Gedachtes over het impostersyndroom

Dit artikel verscheen op 18 oktober 2018 tijdens de Fakeweek op Hard//hoofd

Ik heb het gevoel dat ik dom ben. Een gevoel dat wordt weerspiegeld in alles om me heen, in alle gesprekken die ik voer. Pas bijvoorbeeld, toen een vriendin me vakantiefoto’s van haar reis naar Israël liet zien. In plaats van er daadwerkelijk naar te kijken, kon ik alleen maar nadenken over hoe weinig ik weet van het Arabisch-Israëlisch conflict en hoe gênant dat is.

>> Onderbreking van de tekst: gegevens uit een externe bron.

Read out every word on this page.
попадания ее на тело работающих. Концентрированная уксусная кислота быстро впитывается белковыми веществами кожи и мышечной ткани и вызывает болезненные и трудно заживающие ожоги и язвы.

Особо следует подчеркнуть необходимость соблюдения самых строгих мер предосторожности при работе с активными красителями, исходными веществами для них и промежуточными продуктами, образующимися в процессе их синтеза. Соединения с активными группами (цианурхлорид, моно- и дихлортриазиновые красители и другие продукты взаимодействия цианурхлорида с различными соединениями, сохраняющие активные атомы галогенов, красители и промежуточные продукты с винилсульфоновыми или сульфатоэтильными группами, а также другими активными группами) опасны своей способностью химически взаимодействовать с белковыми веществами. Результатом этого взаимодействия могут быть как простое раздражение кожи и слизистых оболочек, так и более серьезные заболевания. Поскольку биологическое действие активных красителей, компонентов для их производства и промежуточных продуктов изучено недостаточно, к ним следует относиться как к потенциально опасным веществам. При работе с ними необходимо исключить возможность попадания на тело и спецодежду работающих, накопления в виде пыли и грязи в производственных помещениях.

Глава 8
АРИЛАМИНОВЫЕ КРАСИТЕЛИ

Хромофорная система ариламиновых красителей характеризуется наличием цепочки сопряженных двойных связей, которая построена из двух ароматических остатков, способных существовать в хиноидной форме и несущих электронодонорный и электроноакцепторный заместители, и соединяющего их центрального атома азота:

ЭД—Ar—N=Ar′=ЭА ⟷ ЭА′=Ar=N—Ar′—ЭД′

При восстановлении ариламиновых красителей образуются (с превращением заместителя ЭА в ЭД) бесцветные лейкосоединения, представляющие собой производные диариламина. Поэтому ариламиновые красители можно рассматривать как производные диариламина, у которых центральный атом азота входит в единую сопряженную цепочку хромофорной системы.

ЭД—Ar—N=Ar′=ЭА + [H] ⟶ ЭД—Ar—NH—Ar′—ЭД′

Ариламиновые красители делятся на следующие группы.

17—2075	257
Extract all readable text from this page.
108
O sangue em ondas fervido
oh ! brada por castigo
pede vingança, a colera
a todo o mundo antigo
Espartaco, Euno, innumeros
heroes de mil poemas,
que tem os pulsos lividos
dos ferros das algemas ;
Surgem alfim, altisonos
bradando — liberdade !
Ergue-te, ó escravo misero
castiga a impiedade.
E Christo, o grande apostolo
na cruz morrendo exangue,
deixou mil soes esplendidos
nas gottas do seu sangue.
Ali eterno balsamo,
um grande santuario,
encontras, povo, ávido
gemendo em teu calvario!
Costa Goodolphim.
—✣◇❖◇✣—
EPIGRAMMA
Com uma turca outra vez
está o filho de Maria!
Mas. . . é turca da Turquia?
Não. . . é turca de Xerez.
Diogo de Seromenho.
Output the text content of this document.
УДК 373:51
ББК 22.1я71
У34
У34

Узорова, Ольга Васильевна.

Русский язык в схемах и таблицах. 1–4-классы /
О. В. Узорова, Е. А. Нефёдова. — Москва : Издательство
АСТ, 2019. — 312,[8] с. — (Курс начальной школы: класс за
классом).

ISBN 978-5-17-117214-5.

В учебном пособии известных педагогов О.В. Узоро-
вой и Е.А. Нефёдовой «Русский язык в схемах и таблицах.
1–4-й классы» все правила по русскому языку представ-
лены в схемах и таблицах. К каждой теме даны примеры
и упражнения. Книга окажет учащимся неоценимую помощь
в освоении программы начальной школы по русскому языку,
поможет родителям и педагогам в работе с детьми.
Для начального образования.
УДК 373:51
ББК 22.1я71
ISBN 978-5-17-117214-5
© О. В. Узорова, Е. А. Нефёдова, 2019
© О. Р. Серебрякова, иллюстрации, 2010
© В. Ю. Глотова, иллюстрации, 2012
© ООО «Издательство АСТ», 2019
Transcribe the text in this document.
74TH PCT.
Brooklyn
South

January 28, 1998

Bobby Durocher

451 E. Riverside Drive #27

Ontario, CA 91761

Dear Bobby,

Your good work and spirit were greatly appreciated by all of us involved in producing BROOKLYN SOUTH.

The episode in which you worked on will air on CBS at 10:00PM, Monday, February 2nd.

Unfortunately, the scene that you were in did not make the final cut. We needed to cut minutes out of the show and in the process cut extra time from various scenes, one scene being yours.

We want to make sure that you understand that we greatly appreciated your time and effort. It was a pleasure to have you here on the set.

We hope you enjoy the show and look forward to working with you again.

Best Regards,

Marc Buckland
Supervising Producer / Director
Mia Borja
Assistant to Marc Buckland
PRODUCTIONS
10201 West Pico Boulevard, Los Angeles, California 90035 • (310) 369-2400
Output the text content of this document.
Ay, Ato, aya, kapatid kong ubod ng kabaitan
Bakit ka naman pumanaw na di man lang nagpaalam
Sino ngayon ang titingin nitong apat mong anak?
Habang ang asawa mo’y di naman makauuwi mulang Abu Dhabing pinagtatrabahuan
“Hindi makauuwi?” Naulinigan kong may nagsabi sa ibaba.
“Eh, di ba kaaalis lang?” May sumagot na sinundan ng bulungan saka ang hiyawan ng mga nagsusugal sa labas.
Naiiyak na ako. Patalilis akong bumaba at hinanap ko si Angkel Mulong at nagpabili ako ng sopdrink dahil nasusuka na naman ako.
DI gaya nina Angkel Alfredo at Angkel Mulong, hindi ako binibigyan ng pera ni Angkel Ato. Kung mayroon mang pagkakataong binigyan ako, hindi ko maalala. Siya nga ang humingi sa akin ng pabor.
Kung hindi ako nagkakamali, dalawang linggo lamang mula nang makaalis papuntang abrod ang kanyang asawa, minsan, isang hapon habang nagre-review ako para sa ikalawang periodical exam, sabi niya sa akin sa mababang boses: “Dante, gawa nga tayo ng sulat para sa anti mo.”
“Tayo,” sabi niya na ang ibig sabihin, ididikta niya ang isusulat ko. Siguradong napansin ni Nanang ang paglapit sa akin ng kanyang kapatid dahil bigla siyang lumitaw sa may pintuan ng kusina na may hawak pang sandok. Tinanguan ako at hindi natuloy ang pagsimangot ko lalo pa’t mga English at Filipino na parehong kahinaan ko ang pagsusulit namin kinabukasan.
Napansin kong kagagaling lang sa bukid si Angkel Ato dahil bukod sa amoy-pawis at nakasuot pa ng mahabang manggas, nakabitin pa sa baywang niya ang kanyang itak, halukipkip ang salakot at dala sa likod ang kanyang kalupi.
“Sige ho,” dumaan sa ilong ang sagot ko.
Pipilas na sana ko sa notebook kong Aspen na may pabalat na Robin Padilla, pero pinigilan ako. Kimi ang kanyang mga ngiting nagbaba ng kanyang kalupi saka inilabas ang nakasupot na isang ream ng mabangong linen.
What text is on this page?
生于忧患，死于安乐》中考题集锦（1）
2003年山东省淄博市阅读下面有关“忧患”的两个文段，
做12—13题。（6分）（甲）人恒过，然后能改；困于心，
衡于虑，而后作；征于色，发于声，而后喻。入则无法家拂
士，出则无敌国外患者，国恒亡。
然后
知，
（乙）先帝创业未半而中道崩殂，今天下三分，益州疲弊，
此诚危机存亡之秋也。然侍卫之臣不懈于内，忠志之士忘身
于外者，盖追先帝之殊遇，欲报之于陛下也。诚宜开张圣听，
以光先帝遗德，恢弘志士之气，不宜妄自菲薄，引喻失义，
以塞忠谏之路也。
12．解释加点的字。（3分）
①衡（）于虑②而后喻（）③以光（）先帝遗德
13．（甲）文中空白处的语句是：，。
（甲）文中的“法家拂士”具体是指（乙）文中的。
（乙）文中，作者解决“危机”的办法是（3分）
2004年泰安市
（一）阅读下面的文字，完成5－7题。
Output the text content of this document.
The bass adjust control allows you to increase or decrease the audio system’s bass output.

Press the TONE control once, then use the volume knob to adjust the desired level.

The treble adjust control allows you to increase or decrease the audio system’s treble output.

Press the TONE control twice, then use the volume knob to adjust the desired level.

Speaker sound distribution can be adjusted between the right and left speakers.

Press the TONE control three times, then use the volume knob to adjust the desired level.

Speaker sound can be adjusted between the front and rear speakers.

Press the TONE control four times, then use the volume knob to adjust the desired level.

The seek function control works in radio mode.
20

Thuisgekomen die avond zocht ik Israël op Wikipedia op, maar het lukte me niet me op de tekst te concentreren, omdat mijn hoofd volstroomde met synoniemen voor ‘dom’ en ‘bedrieger’. Ik begon te huilen, klapte mijn laptop dicht, en wist nog steeds niks.

*

Begin dit jaar begon ik deeltijd aan de master Theatre Studies aan de Universiteit van Amsterdam. Ik dacht dat ik een manier had gevonden om alles te combineren wat voor mij belangrijk is: twee dagen per week intellectuele verdieping aan de universiteit, twee dagen schrijven en theatermaken, twee dagen werken bij de bloemist. Bezorgde vragen van mijn vrienden of het allemaal niet wat veel zou worden wuifde ik weg. Ik had juist de perfecte balans gevonden, op deze manier zou ik precies worden wie ik wil zijn. ‘Een homo universalis?’, vroeg iemand. ‘Zoiets’. Ik hield het drie weken vol en zat toen huilend op de bank bij mijn ouders.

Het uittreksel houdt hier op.